Divre Harav – March/2018

[Hillel] would say, “In a place where there are no mensches, strive to be a mensch.” Pirke Avot 2:6b

It’s hard to translate this teaching of Hillel into gender-neutral English. A literal English translation would be, “In a place where there are no men, strive to be a man.” The word eesh can also mean a person, but “In a place where there are no people, strive to be a person” doesn’t capture the sense of what Hillel was trying to say. His exhortation can be understood on two levels. First, it seems clear to me that he was thinking of the story from Exodus 2:11-12 in which Moses …

“… went out to his kinsfolk and witnessed their labors. He saw an Egyptian beating a Hebrew, one of his kinsmen. He turned this way and that and, seeing no one about, he struck down the Egyptian and hid him in the sand.”

However, the next day … (verses 13-14)

“… he found two Hebrews fighting; so he said to the offender, ‘Why do you strike your fellow?’ He retorted, ‘Who made you chief and ruler over us? Do you mean to kill me as you killed the Egyptian?’ ”

Clearly, when Moses looked around, there were people watching the Egyptian beating the Hebrew, but no one was willing to intervene. The witnesses spread the word about what Moses had done both among the Israelites and the Egyptians. Not too long afterwards, Pharaoh found out and sought to kill Moses.

Hillel must have had this story in mind. In a place where there are no good people willing to step forward and fight for justice, be such a person. The Yiddish word for man, which in its Jewish and American usage has implications of moral goodness, is thus the best way to translate the mishnah: “In a place where there are no mensches, strive to be a mensch.”

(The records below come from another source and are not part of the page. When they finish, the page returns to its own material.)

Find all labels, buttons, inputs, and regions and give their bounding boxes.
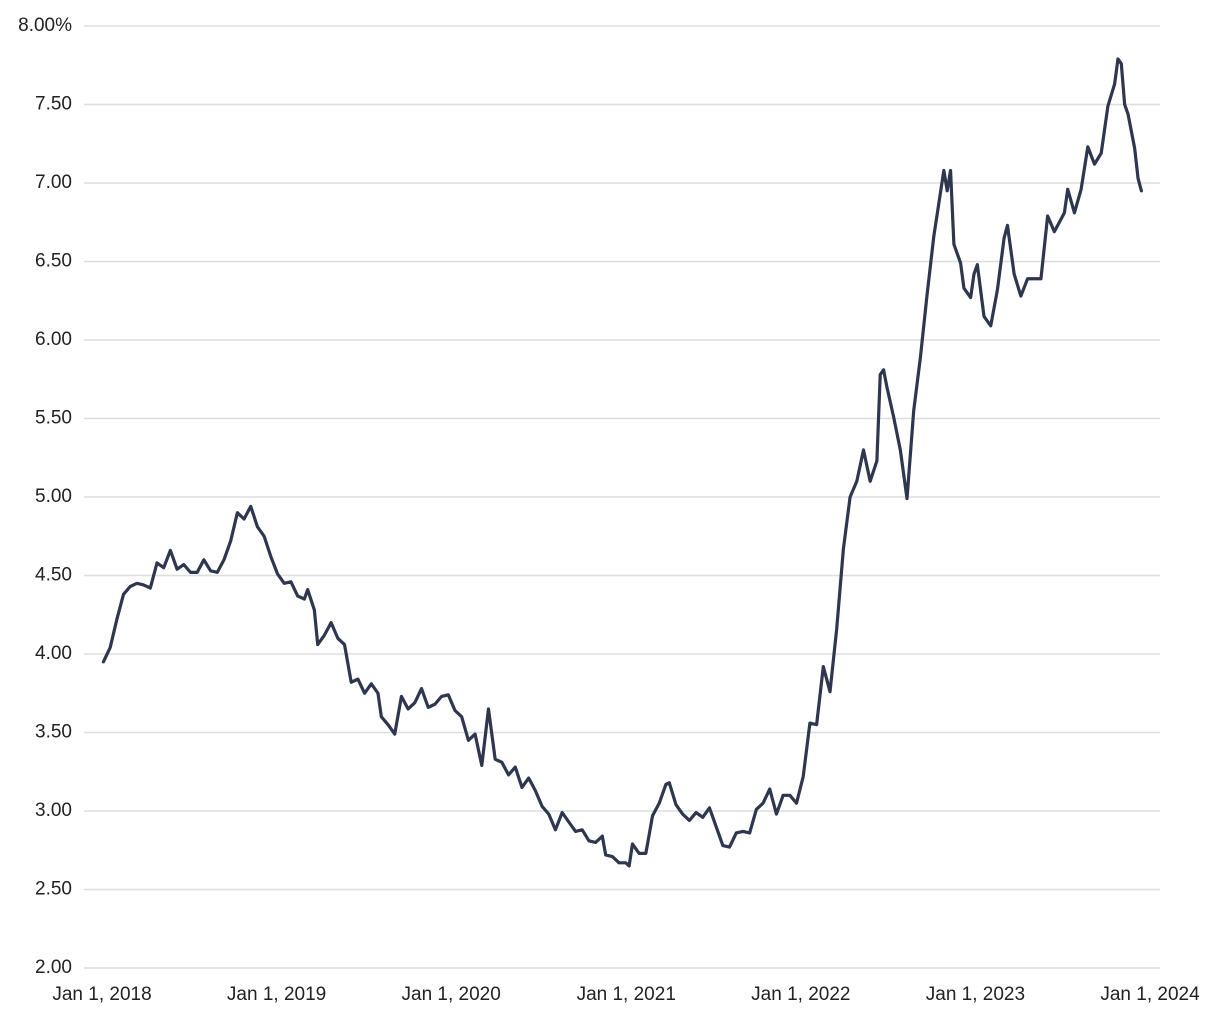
y-tick-label: 3.50 [35,722,72,743]
y-tick-label: 6.00 [35,329,72,350]
x-tick-label: Jan 1, 2020 [402,984,501,1005]
y-tick-label: 7.00 [35,172,72,193]
x-tick-label: Jan 1, 2022 [751,984,850,1005]
y-tick-label: 6.50 [35,251,72,272]
line [101,57,1143,868]
x-tick-label: Jan 1, 2021 [577,984,676,1005]
y-tick-label: 5.50 [35,408,72,429]
y-tick-label: 8.00% [18,15,72,36]
x-tick-label: Jan 1, 2023 [926,984,1025,1005]
x-tick-label: Jan 1, 2018 [52,984,151,1005]
y-tick-label: 2.00 [35,957,72,978]
x-tick-label: Jan 1, 2024 [1100,984,1200,1005]
y-tick-label: 4.00 [35,643,72,664]
y-tick-label: 3.00 [35,800,72,821]
x-tick-label: Jan 1, 2019 [227,984,326,1005]
y-tick-label: 7.50 [35,94,72,115]
y-tick-label: 4.50 [35,565,72,586]
y-tick-label: 2.50 [35,879,72,900]
y-tick-label: 5.00 [35,486,72,507]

However, Hillel may have had something else in mind as well. “In a place where there are no people,” where no one is around to watch you, nonetheless you should still behave like a mensch. Legendary UCLA basketball coach John Wooden said, “The true test of a man’s character is what he does when no one is watching.” Understood in this way, Hillel is reminding us that even when no human being is around to witness our behavior, God is a witness. Both ways of understanding this teaching of Hillel are worthy guides to a life of goodness.

 

Hebrew Words of the Month. The seder (order) of the Seder:

  • Kaddesh – Recite the blessing over wine and sanctification of the day of Pesah.
  • Ur’hatz – Ritually wash your hands by pouring water over them.
  • Karpas – Eat the leafy greens vegetable.
  • YahatzBreak the middle matzah in half.
  • MaggidTell the story of the Exodus.
  • Rah’tza – Ritually wash your hands by pouring water over them.
  • MotziHamotzi, blessing over bread.
  • Matzah – the blessing over the mitzvah of eating matzah.
  • MarorBlessing over maror, bitter herbs.
  • Korekh – “Hillel” sandwich of matzah and maror.
  • Shulhan Orekh – Arrange the food on the table.
  • Tzafun – The hidden matzah, the Afikomen.
  • BarekhBirkat Hamazon, grace after the meal.
  • HallelPraise God.
  • Nirtzah – God accepts and is satisfied by our Seder.